Another top tip my sister shared- to estimate the number of apples you’ll need to fill your pie pan, do a quick dry-fit with the whole apples. Seven was just the number we needed.

We peeled, cored and sliced the apples, mixed the prescribed measures of sugar, cinnamon and a little flour, then mixed it together.

Then it was time for the ultimate challenge. Syllie volunteered to roll out the bottom crust. This is another danger zone for gluten production. Yes, if the dough sticks to the work bench or falls apart it can be re-rolled. However, every re-rolling creates more of that leathery gluten. Resting the dough between rolls only helps so much.

With gentle pressure and a little extra flour on the countertop, Syllie rolled one portion of dough into a circle-ish shape.
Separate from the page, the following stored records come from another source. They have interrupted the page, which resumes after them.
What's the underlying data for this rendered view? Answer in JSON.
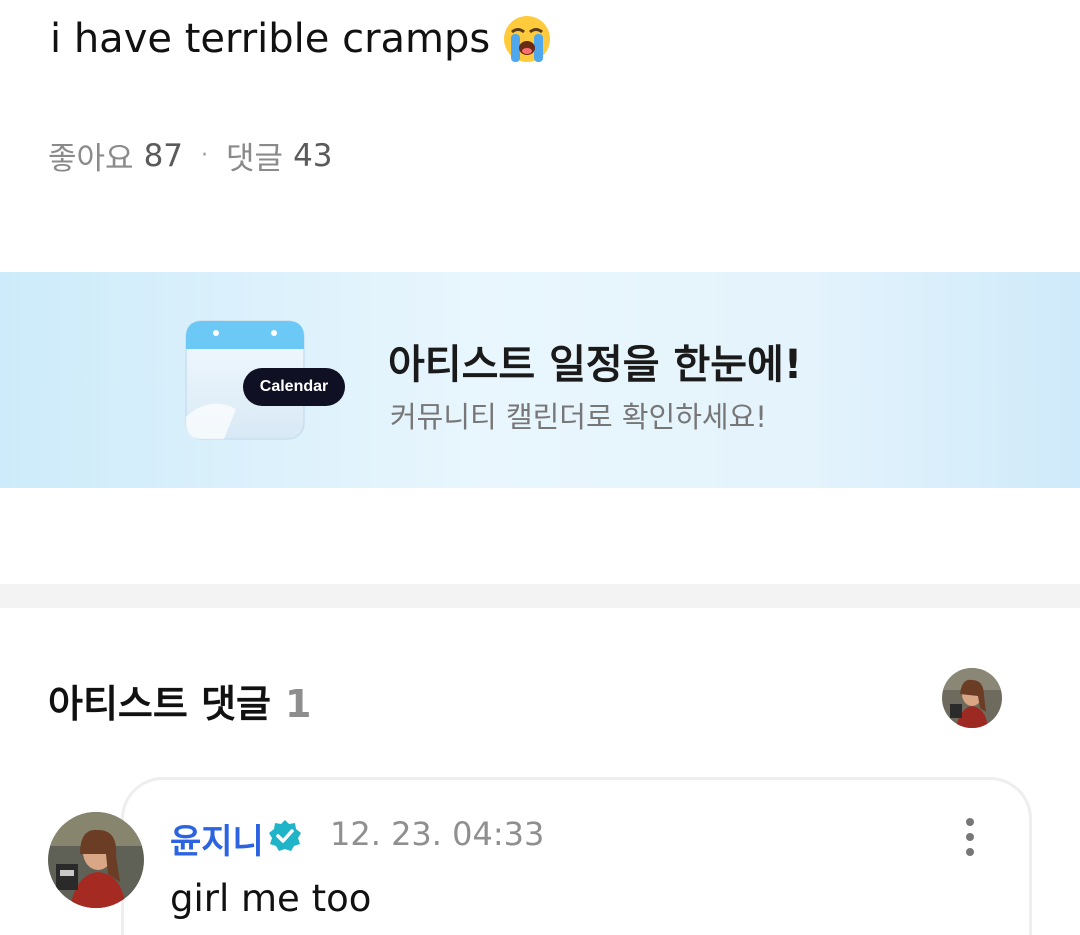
{
  "post": {
    "text": "i have terrible cramps",
    "emoji_icon": "loudly-crying-face-emoji"
  },
  "stats": {
    "likes_label": "좋아요",
    "likes_count": "87",
    "separator": "·",
    "comments_label": "댓글",
    "comments_count": "43"
  },
  "banner": {
    "icon": "calendar-icon",
    "pill_label": "Calendar",
    "title": "아티스트 일정을 한눈에!",
    "subtitle": "커뮤니티 캘린더로 확인하세요!",
    "colors": {
      "background": "#dff1fb",
      "pill": "#101025"
    }
  },
  "artist_comments": {
    "title": "아티스트 댓글",
    "count": "1",
    "avatar_icon": "artist-avatar"
  },
  "comment": {
    "author": "윤지니",
    "verified_icon": "verified-badge-icon",
    "timestamp": "12. 23. 04:33",
    "body": "girl me too",
    "more_icon": "more-vertical-icon",
    "colors": {
      "author": "#2b63e0",
      "badge": "#1fb4c8"
    }
  }
}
She carefully transferred it to the waiting pie pan.

BEHOLD! a successfully executed bottom crust in a single rolling. We dumped in the apples then rolled out a second dough portion to make a lovely lattice top to the pie. Then, it was off to the oven. Another tip (this one we inherited from our super smart mother)- cover a cookie sheet with foil and place it in the oven on the rack under the pie. Any pie filling which spills will be a breeze to clean up.

Then it was my turn to roll out the pumpkin pie crust. It was tense, but I managed to pull it off.

Just kidding. When the pastry initially hit the pan it looked like this:

Syllie and I very very very carefully pinched the ripped edges together to create a seamless holder for our pumpkin custard. I think we handled the dough gently enough to prevent toughening it.

Here are the final products, two beautiful pies.

Naturally, we will not know the texture of the crust until Thanksgiving day. There will be an update after dessert, I assure you.

Cooking and baking are skills, just like playing the tuba or throwing a curve ball. The only way to get good at it is to do it, and to get it wrong along the way. I am glad I pushed my skills making pie crust. How have you challenged your self in your DIYet this year? How did it turn out? Share in the comments.